Diagnostic cross sectional research


Data on all patients 18 years and older who underwent CTPA from November 2008 to February 2011 at the Leiden University Medical Centre because of suspected pulmonary embolism were entered into a database. We collected information on the patient, referring individual, reason for referral and the outcome of the CTPA, and described the rate of positive CTPA for various subgroups. In addition, we described the rate of CTPA's within these groups in which no abnormalities were demonstrable.
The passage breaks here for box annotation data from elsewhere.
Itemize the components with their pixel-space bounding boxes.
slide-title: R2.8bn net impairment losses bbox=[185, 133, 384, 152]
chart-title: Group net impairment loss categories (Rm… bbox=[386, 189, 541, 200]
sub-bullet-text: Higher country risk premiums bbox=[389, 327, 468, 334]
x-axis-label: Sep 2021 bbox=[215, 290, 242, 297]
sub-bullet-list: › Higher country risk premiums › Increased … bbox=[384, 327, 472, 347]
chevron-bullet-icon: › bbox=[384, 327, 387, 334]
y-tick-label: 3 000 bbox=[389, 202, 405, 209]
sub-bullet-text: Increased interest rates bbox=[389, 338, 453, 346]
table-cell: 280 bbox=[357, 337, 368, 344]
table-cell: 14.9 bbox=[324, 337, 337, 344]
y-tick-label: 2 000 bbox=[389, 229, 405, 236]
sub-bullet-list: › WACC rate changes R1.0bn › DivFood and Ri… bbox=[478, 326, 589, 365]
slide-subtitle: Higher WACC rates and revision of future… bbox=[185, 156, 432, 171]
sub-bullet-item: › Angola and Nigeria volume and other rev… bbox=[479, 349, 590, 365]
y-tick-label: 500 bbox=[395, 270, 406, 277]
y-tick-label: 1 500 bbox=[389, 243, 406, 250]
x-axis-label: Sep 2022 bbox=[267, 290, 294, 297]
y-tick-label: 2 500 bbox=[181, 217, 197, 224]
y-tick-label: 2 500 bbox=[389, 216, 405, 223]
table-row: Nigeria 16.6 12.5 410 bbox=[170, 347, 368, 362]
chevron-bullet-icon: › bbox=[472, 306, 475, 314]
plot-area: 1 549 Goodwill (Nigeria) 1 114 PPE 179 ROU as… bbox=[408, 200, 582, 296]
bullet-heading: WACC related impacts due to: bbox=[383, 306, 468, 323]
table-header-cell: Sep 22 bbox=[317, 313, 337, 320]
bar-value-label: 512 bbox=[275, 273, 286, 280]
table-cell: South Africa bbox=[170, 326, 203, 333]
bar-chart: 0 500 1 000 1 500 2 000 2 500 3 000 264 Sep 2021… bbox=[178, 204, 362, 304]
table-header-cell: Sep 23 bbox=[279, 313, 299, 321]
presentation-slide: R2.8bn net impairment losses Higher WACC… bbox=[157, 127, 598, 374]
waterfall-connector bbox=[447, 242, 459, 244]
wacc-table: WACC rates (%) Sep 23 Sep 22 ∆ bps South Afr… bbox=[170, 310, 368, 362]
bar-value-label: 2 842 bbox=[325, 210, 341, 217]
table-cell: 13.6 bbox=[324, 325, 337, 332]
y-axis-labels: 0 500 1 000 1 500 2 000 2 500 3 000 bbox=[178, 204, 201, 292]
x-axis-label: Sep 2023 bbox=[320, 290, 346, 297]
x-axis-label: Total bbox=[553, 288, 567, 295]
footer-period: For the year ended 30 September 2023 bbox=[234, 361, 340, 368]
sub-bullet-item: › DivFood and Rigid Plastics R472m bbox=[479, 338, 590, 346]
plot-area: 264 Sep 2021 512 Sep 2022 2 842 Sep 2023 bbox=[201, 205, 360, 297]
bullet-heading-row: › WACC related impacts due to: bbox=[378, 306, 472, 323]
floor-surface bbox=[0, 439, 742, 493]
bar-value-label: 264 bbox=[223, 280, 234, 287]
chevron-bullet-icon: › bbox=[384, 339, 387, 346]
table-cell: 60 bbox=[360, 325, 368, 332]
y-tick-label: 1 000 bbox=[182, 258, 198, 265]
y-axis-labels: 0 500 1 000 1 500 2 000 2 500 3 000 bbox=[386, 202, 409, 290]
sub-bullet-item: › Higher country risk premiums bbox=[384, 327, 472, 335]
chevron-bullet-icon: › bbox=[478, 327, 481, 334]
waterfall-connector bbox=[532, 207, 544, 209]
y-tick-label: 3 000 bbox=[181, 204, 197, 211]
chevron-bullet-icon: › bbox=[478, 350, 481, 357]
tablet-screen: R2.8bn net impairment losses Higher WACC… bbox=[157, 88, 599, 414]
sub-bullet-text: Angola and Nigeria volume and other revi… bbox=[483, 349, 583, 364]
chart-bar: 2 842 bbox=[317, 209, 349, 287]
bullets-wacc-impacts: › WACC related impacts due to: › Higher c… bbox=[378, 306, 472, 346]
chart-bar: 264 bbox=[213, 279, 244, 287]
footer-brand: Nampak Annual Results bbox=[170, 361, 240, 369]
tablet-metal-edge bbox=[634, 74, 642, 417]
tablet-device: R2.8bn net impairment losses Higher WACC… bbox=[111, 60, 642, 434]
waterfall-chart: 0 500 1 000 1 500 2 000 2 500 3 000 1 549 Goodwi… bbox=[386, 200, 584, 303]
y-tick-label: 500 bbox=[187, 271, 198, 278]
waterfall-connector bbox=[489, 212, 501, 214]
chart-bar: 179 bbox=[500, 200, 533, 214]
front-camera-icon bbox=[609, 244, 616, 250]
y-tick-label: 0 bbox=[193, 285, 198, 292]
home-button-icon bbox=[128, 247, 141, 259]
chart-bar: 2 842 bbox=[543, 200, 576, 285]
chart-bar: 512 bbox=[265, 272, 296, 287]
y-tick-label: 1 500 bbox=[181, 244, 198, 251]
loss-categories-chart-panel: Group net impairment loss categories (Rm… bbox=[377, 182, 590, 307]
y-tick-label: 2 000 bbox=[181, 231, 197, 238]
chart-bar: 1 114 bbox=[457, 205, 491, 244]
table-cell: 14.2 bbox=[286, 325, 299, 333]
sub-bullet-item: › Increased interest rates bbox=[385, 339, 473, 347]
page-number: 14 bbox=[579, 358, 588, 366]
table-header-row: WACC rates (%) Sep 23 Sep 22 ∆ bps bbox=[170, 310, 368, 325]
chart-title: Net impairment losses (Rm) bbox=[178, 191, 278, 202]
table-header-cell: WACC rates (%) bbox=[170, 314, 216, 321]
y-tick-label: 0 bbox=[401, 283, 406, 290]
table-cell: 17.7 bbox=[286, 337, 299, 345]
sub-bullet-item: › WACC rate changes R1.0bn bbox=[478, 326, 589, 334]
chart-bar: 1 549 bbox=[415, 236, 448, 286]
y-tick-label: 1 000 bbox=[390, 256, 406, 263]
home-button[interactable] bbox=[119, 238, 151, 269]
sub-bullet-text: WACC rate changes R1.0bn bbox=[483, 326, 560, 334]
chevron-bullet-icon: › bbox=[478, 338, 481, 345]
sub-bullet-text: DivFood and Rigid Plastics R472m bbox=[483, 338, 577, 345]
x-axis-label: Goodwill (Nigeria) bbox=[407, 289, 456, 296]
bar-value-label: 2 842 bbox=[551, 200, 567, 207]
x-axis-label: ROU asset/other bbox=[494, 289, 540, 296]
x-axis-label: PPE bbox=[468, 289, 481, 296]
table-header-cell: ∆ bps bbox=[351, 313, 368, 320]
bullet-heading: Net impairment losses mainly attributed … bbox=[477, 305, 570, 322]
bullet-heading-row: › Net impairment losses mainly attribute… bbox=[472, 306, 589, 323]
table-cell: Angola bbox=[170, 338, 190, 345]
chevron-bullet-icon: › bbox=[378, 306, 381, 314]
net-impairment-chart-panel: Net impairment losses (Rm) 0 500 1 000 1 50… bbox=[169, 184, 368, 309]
After exclusion of patients with a PE found by chance (n = 28), the total patient population was comprised of 1344 patients. In 19.1% of these patients, PE was confirmed by CTPA. This percentage was lower in the female population (16.9%; 95% CI: 14.4-19.6), and in outpatients (10.9%; 95% CI: 5.5-16.3). In 42% of CTPAs in the group of patients younger than 40 years, no abnormalities were found


The CTPA yield could be improved in women and younger patients. This would increase cost-effectiveness and reduce unnecessary side effects. For this reason, further investigation into the motives of doctors referring young people, women and outpatients would be helpful in preventing the overuse of this diagnostic tool.